OREMOS após a Ladainha de Todos os Santos




"Vi uma grande multidão, que ninguém poderia
contar, de todas as nações, tribos, povos e
línguas, que estavam em pé diante do trono e
em presença do Cordeiro, cingidos de vestes
brancas e com palmas em suas mãos; e
clamavam com voz forte, dizendo:
Saudação ao nosso Deus, que está sentado
sobre o trono, e ao Cordeiro". (Apoc.
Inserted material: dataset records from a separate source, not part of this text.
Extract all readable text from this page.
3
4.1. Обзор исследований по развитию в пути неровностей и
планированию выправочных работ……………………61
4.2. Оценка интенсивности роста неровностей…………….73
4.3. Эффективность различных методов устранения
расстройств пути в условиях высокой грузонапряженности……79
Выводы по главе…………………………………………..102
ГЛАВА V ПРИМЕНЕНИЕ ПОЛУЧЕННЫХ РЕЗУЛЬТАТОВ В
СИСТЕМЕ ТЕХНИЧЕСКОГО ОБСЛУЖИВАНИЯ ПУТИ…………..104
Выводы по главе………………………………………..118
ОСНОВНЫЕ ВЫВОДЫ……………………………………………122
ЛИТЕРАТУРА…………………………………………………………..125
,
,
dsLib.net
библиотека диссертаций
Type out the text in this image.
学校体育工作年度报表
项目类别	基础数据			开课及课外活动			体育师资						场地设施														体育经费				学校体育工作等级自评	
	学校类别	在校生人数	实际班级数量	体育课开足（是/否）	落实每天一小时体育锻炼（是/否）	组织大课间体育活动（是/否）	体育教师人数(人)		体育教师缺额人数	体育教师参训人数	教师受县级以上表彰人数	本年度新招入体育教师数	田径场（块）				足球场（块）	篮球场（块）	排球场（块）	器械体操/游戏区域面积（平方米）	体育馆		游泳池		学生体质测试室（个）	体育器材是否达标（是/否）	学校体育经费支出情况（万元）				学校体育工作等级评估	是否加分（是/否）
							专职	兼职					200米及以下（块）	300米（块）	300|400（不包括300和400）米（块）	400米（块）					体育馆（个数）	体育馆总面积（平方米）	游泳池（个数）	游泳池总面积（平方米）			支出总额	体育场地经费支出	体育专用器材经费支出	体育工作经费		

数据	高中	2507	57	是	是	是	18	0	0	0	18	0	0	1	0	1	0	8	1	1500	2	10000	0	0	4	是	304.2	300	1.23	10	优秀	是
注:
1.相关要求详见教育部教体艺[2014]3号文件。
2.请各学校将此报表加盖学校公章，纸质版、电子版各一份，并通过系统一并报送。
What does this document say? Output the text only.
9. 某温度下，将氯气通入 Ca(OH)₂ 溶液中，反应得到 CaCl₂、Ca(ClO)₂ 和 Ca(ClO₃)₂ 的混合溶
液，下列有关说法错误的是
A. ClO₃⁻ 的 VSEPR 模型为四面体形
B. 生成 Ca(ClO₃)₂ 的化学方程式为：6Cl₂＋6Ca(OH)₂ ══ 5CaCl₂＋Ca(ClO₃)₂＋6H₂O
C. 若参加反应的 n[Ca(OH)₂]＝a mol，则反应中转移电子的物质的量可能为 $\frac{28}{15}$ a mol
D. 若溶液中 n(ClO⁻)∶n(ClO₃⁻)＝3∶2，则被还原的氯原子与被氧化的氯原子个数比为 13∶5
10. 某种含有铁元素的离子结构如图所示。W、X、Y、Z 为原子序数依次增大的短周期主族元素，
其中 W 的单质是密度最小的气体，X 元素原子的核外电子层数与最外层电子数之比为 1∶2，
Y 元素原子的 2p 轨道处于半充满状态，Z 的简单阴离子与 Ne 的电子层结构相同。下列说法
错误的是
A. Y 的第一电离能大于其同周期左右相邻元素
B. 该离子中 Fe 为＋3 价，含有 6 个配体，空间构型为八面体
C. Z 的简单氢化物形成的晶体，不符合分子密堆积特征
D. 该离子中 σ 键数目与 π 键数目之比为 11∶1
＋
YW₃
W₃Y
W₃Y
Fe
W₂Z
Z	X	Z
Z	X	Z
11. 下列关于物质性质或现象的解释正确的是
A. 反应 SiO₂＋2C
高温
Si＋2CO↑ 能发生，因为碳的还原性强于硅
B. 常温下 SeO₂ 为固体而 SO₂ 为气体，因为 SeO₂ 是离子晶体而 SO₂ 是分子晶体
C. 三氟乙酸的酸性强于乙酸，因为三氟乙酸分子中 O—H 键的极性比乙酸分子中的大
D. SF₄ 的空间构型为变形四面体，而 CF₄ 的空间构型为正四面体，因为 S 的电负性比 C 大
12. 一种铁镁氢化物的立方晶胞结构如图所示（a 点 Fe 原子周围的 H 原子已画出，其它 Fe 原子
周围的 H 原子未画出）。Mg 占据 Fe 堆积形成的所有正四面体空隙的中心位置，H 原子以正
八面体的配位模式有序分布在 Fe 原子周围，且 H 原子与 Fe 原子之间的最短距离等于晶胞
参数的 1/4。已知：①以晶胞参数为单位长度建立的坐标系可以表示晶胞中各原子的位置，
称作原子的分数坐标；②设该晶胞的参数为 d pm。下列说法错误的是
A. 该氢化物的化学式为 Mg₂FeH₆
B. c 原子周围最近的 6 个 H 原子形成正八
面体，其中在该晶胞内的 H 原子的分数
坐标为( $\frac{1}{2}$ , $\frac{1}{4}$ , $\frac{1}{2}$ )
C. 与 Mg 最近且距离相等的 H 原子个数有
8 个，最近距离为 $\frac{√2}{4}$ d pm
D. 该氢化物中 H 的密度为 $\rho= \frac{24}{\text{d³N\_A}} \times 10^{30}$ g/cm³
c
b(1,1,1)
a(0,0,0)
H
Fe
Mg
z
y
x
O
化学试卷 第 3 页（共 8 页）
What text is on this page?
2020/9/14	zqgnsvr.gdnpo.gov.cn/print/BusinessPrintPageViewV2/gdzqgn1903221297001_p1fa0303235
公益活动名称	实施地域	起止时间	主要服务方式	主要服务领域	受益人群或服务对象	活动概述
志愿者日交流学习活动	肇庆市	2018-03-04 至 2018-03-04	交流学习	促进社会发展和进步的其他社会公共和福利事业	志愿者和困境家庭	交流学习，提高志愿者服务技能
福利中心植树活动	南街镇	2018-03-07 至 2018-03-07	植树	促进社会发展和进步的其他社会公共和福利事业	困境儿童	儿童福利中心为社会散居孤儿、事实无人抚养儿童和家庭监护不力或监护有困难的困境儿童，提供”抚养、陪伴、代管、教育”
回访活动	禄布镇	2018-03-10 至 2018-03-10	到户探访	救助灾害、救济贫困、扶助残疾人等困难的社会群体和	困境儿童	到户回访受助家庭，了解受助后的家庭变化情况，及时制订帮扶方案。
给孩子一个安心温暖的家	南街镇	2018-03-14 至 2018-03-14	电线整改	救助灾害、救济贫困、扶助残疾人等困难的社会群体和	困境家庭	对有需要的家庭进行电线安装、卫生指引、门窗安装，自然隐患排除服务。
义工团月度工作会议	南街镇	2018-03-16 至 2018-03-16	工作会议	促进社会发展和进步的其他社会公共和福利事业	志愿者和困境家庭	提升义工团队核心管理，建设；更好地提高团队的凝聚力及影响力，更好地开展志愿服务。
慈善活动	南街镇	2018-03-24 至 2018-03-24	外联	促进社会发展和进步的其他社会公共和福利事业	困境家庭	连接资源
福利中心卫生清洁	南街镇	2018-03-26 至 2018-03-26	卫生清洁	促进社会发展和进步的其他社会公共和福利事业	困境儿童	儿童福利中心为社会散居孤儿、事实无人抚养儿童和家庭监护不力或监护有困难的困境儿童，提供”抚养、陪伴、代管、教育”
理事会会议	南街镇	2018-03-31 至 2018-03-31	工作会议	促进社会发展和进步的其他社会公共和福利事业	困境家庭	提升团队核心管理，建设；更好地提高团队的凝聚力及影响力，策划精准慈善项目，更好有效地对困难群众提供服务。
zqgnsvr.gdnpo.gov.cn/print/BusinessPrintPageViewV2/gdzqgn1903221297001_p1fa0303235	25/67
VII, 9).
   Ó Deus, a quem sempre é próprio o compadecer e perdoar, recebei a nossa humilde súplica; e fazei, por benefício de Vossa clementíssima piedade, que, assim como os Vossos outros servos, sejamos inteiramente soltos da vergonhosa cadeia de nossos delitos.
   Ouvi, Senhor, os humildes rogos e perdoai todos os pecados dos que fielmente se confessam, para que, ao mesmo tempo, recebamos da Vossa bondade, com o benigno perdão de todas as nossas culpas, a estimável graça de uma completa paz.
   Senhor, ostentai sobre nós a Vossa inefável misericórdia, de modo que, absolvendo-nos de todos os nossos pecados, nos livreis igualmente das gravíssimas penas que por eles havemos merecido.
   Ó Deus, a quem a culpa ofende e a penitência aplaca, recebei propício as humildes súplicas do Vosso povo e apartai de nós os flagelos de Vossa ira, que merecemos pelas nossas culpas.
   Eterno e Onipotente Deus, tende piedade de Vosso servo, o nosso santo Padre, e o conduzi, segundo a Vossa clemência, pelo caminho da salvação eterna, para que, mediante a Vossa graça, execute sempre, com todo o esforço, o que for mais do Vosso agrado.
   Ó Deus, de quem dependem os santos desejos, retos conselhos e virtuosas obras, concedei a Vossos servos aquela paz que o mundo não pode dar, para que, aplicados os nossos corações à observância dos Vossos preceitos, e desterrado o temor dos nossos inimigos, gozemos, com a Vossa proteção em nossos dias, uma feliz tranqüilidade.
   Senhor, abrasai os nossos rins e o nosso coração com o fogo do Espírito Santo, para que a Vós em casto corpo sirvamos e com puro coração Vos agrademos.
   Ó Deus, Criador e Redentor de todos os fiéis, concedei às almas de Vossos servos e servas a benigna remissão de todos os seus pecados, para que alcancem pelas pias súplicas da Vossa Igreja a indulgência a que sempre aspiram.
   Senhor, Vos suplicamos que Vos antecipeis a promover e ajudar as nossas obras, para que as nossas ações e operações sempre por Vós tenham princípio e se completem.
   Eterno e Onipotente Deus, que sois supremo Senhor dos vivos e dos mortos, e que usais de misericórdia para com todos aqueles que, pela sua fé e boas obras, antecipadamente conheceis que serão do glorioso número dos Vossos fiéis predestinados, nós Vos suplicamos que os mesmos por quem Vos pedimos (ou estejam ainda em carne mortal neste mundo, ou - despidos já dos seus corpos - hajam passado para a outra vida), alcancem da Vossa pia clemência, pela intercessão de todos os Vossos Santos, o benigno perdão de todos os seus pecados. Por Jesus Cristo, Vosso Filho e Senhor nosso, que convosco vive e reina, em unidade de Deus Espírito Santo, por todos os séculos dos séculos. Amém.